The bald eagle that came into wildlife rehabilitator Belinda Burwell's care last month, just as the hunting season was coming to a close in North America, was a shadow of its former self.
The stiff and wobbly bird clung to life but showed distinct signs of lead poisoning, likely from scavenging the remains of big game left by hunters who killed their prey with lead bullets.
"She couldn't walk, couldn't fly," said Burwell. "If she tried to move, she would fall over, she would stumble."
Environmental groups say 20 million birds die worldwide each year from eating bits of lead in animal carcasses, because many U.S. hunters use lead ammunition which leaves 3,000 tons of toxic fragments in gut piles and unclaimed kills.
The dangers of lead have been well-known for decades, and steps have been taken to prevent human consumption by removing it from paint, gasoline, pipes, children's jewelry and more.
A ban on hunters' use of lead shot for killing waterfowl was passed in the United States in the early 1990s because birds were being poisoned by ingesting the pieces that fell into waterways and ponds.
But the question of whether to do the same for hunters on land has thrust the eagle, the national symbol of America, into a fresh political battle over gun rights and environmental protection.
On one side is the powerful U.S. gun lobby, which disputes science on lead poisoning and insists that any measures to regulate lead ammunition would spell a ban on hunting in all its forms, infringe on gun rights and raise costs.
On the other is a dogged but weary wildlife protection movement that is pressing the Environmental Protection Agency (EPA) to take steps to regulate the use of lead ammunition in order to protect birds and humans against lead poisoning.
Both have adopted the bald eagle as a symbol of their efforts, with the bird featuring on the cover of the Center for Biological Diversity's petition to the EPA as well as on the web page of the National Rifle Association.
"This is the last unregulated, widespread distribution of toxic lead into the environment," said Jeff Miller of the Center for Biological Diversity, which is seeking U.S. federal rules to require nontoxic bullets in hunting and shooting sports.
"We know it is getting into the food chain. We also know that humans are eating it and there is no safe level of lead in the human body so it is most certainly a human health issue too."
Miller said 150 groups in 40 states now support the petition, including hunters, scientists, American Indians, conservationists and veterinarians.
The EPA turned down a similar request for a ban on lead bullets in 2010, saying it did not have the authority to regulate ammunition. However, environmental advocates say the EPA does have the right to regulate components of ammunition.
More than a dozen countries in Europe have banned lead ammunition for hunting waterfowl and Norway, the Netherlands, Denmark and Sweden are among a handful of countries that have totally banned lead bullets.
Germany, Japan and Belgium have passed limited restrictions on their use.
The Peregrine Fund, a nonprofit group in Idaho, has posted online a host of peer-reviewed studies on the effects of lead on wildlife, with some figures showing as many as 10-15 percent of young eagles die each year from lead poisoning.
While the bald eagle is no longer a threatened population in the United States, it and other birds that scavenge like the endangered California Condors, vultures, herons and golden eagles, are among the species most at risk.
One study by the Minnesota Department of Natural Resources showed how a lead ballistic tip bullet could fragment into an average of 141 pieces per carcass, reaching as far as 14 inches from the wound, indicating a danger for humans who eat meat killed with lead bullets, too.
Pro-gun groups like the National Shooting and Sports Foundation say there is no "sound science" to support a ban.

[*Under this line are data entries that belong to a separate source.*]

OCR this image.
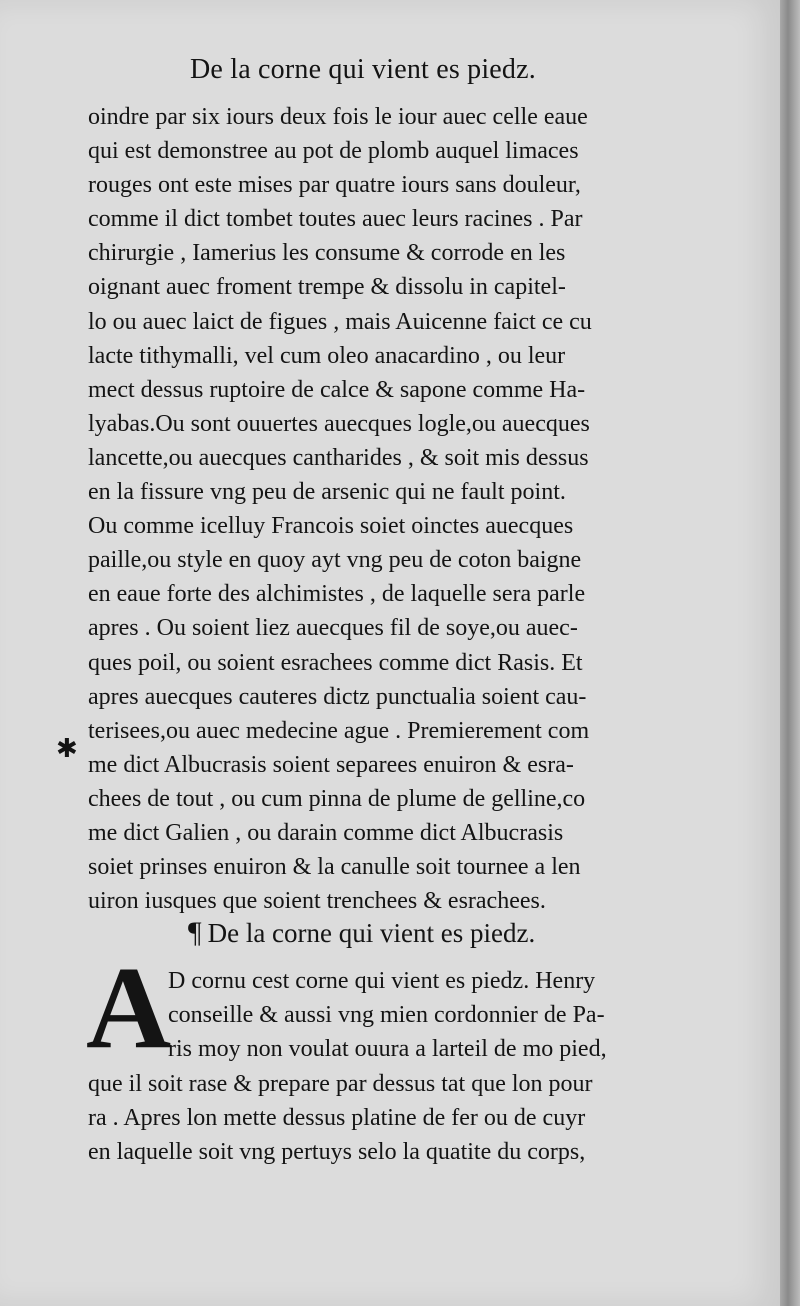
De la corne qui vient es piedz.
oindre par six iours deux fois le iour auec celle eaue
qui est demonstree au pot de plomb auquel limaces
rouges ont este mises par quatre iours sans douleur,
comme il dict tombet toutes auec leurs racines . Par
chirurgie , Iamerius les consume & corrode en les
oignant auec froment trempe & dissolu in capitel-
lo ou auec laict de figues , mais Auicenne faict ce cu
lacte tithymalli, vel cum oleo anacardino , ou leur
mect dessus ruptoire de calce & sapone comme Ha-
lyabas.Ou sont ouuertes auecques logle,ou auecques
lancette,ou auecques cantharides , & soit mis dessus
en la fissure vng peu de arsenic qui ne fault point.
Ou comme icelluy Francois soiet oinctes auecques
paille,ou style en quoy ayt vng peu de coton baigne
en eaue forte des alchimistes , de laquelle sera parle
apres . Ou soient liez auecques fil de soye,ou auec-
ques poil, ou soient esrachees comme dict Rasis. Et
apres auecques cauteres dictz punctualia soient cau-
terisees,ou auec medecine ague . Premierement com
me dict Albucrasis soient separees enuiron & esra-
chees de tout , ou cum pinna de plume de gelline,co
me dict Galien , ou darain comme dict Albucrasis
soiet prinses enuiron & la canulle soit tournee a len
uiron iusques que soient trenchees & esrachees.
✱
¶ De la corne qui vient es piedz.
A
D cornu cest corne qui vient es piedz. Henry
conseille & aussi vng mien cordonnier de Pa-
ris moy non voulat ouura a larteil de mo pied,
que il soit rase & prepare par dessus tat que lon pour
ra . Apres lon mette dessus platine de fer ou de cuyr
en laquelle soit vng pertuys selo la quatite du corps,
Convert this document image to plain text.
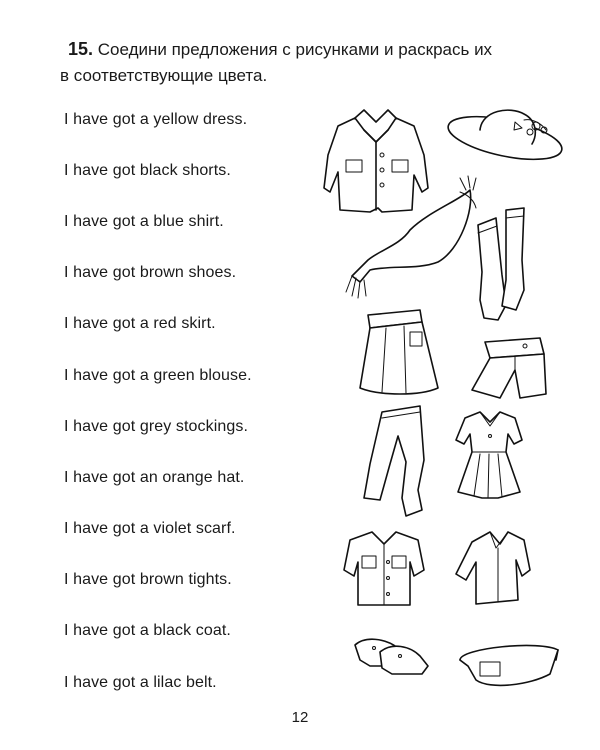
15. Соедини предложения с рисунками и раскрась их
в соответствующие цвета.
I have got a yellow dress.
I have got black shorts.
I have got a blue shirt.
I have got brown shoes.
I have got a red skirt.
I have got a green blouse.
I have got grey stockings.
I have got an orange hat.
I have got a violet scarf.
I have got brown tights.
I have got a black coat.
I have got a lilac belt.
12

"If wildlife management decisions become about preventing harm to individuals within a species and not about managing a species itself, then you have essentially made the argument to ban hunting," said Lawrence Keane, senior vice president of the NSSF.
The NRA has urged Congress to "step in and ensure this restriction never happens," asserting that the effort is being headed by "gun-grabbers... disguised as nature lovers."
A House subcommittee in late February approved a bill that would prevent the EPA from taking action on the CBD's petition, and some senators with ties to sportsmen's groups are considering the same.
Rick Watson of the Peregrine Fund said switching to copper bullets costs the same as buying a box of premium lead ammunition, about $45 a box, while the cheapest lead ammo can be had for $15.
"Hunters historically and traditionally have been some of the best conservationists this country has had. And given accurate facts we believe the vast majority will choose to use lead-free ammunition because it protects the wildlife they so enjoy," he said.
Matt Miller, an outdoor writer and hunter, said he switched to copper bullets years ago after learning of the dangers of lead, and is pleased with the results.
"It has not increased the cost of my hunting. The bottom line is if you know your rifle and you shoot it well, a big game hunting trip costs you one bullet."
Burwell, who has been treating her eagle for three weeks and is ready to release her into the wild on Saturday, said she is not optimistic that the EPA will act.
"With the NRA pushing to prevent any type of regulation, the word on the wildlife side is it will never happen," she said.
"It depends on who has the most money. Doesn't it seem sometimes that that is who wins these things?"